In and of itself, Wink & Nod is a defacto speakeasy, a subterranean South End “scratch bar” (i.e. cordials and infusions made from scratch) that remains a bit of a hidden gem. But the cocktail bar also plays host to a “culinary incubator program,” through which six-month capsule restaurants serving all manner of global cuisine from the city’s emerging chefs. Enjoy a meal from the tenant of the moment and you’ll likely know the name of the next big thing before most avowed foodies.

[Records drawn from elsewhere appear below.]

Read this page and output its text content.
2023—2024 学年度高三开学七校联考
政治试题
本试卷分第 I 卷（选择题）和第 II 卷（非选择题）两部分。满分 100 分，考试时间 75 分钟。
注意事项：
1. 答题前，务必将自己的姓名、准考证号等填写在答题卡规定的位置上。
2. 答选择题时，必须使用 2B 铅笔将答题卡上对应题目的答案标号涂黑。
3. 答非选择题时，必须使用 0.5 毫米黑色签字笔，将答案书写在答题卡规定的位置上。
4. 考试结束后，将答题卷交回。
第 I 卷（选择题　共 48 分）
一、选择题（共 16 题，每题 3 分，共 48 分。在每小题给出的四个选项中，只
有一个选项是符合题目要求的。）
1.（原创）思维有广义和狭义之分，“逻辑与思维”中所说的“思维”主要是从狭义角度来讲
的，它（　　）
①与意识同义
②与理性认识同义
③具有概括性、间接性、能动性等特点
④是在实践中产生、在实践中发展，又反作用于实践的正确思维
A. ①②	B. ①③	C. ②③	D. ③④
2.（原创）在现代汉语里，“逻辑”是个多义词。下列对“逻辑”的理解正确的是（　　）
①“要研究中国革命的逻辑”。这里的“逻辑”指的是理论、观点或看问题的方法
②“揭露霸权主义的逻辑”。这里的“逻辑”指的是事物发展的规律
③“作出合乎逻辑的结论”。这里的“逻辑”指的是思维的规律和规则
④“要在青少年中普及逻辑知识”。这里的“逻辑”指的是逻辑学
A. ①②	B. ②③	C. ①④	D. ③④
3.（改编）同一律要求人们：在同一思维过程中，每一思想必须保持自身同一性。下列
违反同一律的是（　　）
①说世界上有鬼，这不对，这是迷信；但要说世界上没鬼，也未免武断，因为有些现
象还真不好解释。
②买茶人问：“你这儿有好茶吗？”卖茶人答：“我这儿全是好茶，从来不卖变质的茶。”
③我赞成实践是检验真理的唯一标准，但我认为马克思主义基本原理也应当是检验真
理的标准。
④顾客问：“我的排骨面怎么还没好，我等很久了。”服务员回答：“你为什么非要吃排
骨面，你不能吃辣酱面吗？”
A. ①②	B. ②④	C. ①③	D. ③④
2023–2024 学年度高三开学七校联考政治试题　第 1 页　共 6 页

There are lots of observation decks in the city—Prudential, the Hancock—and they all cost a fair bit of money. All except one. Right on the Harbor Walkway is the Observation Deck at Independence Wharf, a semi-hidden, 14th-floor deck that grants you terrific views of the harbor and the surrounding buildings. Bring your binoculars and your ID (you can’t go up without it), and get ready to check out the Harbor Islands and watch planes land at Logan Airport.
For those who favor five-star hotel spas: gird your loins. Dillons Russian Steambath, a 120-something-year-old Chelsea treasure, lets you dip a toe in the grand Russian tradition of schvitzing. For $23, you’ll sweat out the toxins in the wet sauna and steam bath; an extra 13 bucks earn you the privilege of a thorough branch beating—aka the platza massage. Oh, and ladies? You’re only allowed to come on Mondays from 4-9pm, September through May.